Formal Aspects of Language Modeling
Ryan Cotterell, Anej Svete, Clara Meister, Tianyu Liu, Li Du
TL;DR
The notes formalize language modeling from measure-theoretic first principles to practical, representation-based implementations. They contrast globally and locally normalized approaches, introducing the concept of tightness to ensure well-defined distributions over finite strings, while enabling mass to leak to infinite sequences in non-tight cases. The RB-LM framework combines vector representations with projection onto the probability simplex to define conditional next-token distributions, linking representation learning with formal probabilistic structure.
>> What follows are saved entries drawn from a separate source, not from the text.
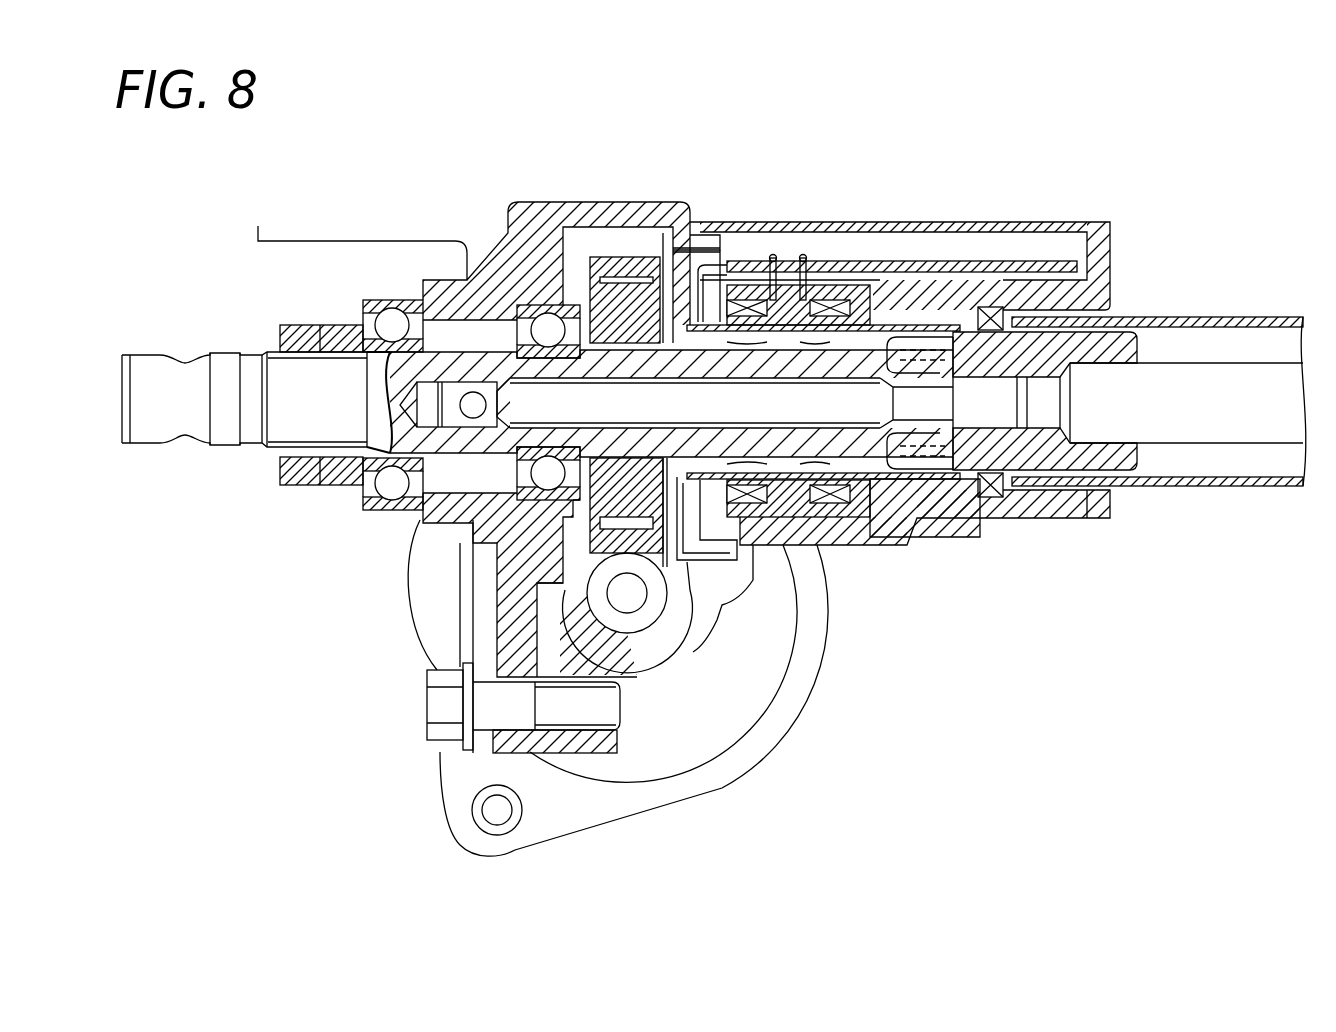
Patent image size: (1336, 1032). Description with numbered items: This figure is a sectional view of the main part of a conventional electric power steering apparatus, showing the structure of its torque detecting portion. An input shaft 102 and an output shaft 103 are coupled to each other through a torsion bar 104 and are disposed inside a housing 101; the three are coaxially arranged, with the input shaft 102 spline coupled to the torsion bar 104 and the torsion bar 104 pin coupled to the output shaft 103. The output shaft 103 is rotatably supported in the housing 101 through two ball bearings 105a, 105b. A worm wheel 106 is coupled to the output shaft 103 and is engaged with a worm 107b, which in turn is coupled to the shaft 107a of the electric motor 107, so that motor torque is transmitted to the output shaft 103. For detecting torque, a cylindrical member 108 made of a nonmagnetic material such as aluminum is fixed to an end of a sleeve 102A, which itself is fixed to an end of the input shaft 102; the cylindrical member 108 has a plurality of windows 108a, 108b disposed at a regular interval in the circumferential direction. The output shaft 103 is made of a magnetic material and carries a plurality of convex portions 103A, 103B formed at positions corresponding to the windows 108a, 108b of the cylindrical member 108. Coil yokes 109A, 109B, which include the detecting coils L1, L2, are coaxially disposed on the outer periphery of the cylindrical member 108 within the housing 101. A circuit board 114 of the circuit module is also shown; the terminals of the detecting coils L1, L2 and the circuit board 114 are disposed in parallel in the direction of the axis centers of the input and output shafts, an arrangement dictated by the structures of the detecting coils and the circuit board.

The housing 101 is at (573, 212).
The input shaft 102 is at (1255, 432).
The sleeve 102A is at (1137, 345).
The output shaft 103 is at (292, 410).
The convex portion 103A is at (713, 242).
The convex portion 103B is at (913, 282).
The torsion bar 104 is at (930, 490).
The ball bearing 105a is at (548, 330).
The ball bearing 105b is at (392, 325).
The worm wheel 106 is at (622, 240).
The electric motor 107 is at (640, 760).
The shaft 107a is at (627, 592).
The worm 107b is at (597, 600).
The cylindrical member 108 is at (933, 282).
The window 108a is at (757, 282).
The window 108b is at (840, 282).
The coil yoke 109A is at (747, 542).
The coil yoke 109B is at (870, 512).
The circuit board 114 is at (1013, 272).
The detecting coil L1 is at (800, 549).
The detecting coil L2 is at (833, 509).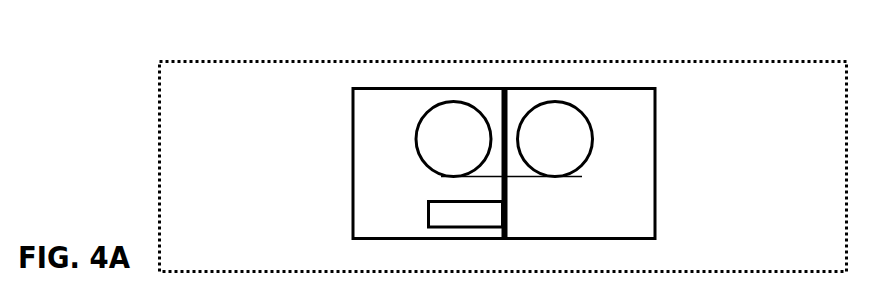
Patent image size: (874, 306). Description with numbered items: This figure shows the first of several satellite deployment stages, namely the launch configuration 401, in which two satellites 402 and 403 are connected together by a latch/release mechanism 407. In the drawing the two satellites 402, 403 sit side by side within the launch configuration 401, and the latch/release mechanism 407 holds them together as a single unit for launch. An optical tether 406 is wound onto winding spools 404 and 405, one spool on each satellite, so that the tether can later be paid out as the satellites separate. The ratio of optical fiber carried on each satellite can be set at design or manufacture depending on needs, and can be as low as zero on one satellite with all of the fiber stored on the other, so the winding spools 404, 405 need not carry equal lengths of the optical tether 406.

The launch configuration 401 is at (277, 63).
The satellite 402 is at (424, 86).
The satellite 403 is at (579, 86).
The winding spool 404 is at (407, 153).
The winding spool 405 is at (598, 159).
The optical tether 406 is at (526, 186).
The latch/release mechanism 407 is at (466, 229).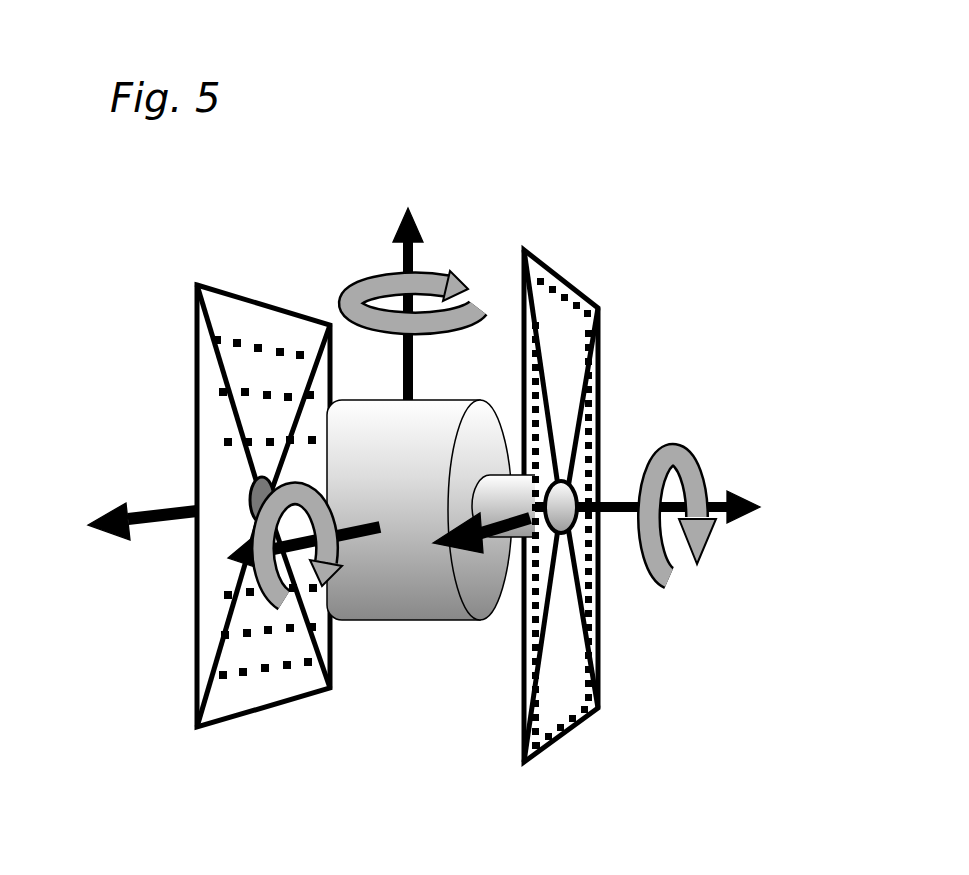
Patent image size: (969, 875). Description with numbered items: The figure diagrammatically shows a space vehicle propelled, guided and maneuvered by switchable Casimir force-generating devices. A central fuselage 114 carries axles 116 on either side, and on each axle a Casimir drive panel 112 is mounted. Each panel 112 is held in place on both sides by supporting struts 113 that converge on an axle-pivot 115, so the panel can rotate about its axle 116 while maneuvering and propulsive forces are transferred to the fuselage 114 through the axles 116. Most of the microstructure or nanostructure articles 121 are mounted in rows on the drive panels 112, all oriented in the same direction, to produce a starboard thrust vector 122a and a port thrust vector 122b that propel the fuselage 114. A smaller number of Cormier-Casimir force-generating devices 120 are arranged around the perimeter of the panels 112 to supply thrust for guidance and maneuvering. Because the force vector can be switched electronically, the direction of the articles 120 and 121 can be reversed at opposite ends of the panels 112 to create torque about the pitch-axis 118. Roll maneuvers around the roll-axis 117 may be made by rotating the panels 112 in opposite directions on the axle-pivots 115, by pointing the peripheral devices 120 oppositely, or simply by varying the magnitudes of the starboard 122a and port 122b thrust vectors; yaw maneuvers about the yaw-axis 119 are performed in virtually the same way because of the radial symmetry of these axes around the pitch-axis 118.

The Casimir drive panels 112 is at (570, 675).
The supporting struts 113 is at (318, 347).
The fuselage 114 is at (378, 588).
The axle-pivots 115 is at (577, 487).
The axles 116 is at (500, 493).
The roll-axis 117 is at (233, 563).
The pitch-axis 118 is at (777, 487).
The yaw-axis 119 is at (415, 232).
The Cormier-Casimir force-generating devices 120 is at (588, 378).
The microstructure or nanostructure articles 121 is at (245, 345).
The starboard thrust vector 122a is at (112, 503).
The port thrust vector 122b is at (447, 548).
Finite-state models (WFSAs and PFSA) are connected to n-gram and subregular theories, providing computationally tractable baselines and insights into modern neural architectures. Overall, the work establishes a rigorous foundation for analyzing language models, their normalization, and the trade-offs between expressiveness, tractability, and training objectives, with implications for both theory and practical model design.
Abstract
Large language models have become one of the most commonly deployed NLP inventions. In the past half-decade, their integration into core natural language processing tools has dramatically increased the performance of such tools, and they have entered the public discourse surrounding artificial intelligence. Consequently, it is important for both developers and researchers alike to understand the mathematical foundations of large language models, as well as how to implement them. These notes are the accompaniment to the theoretical portion of the ETH Zürich course on large language models, covering what constitutes a language model from a formal, theoretical perspective.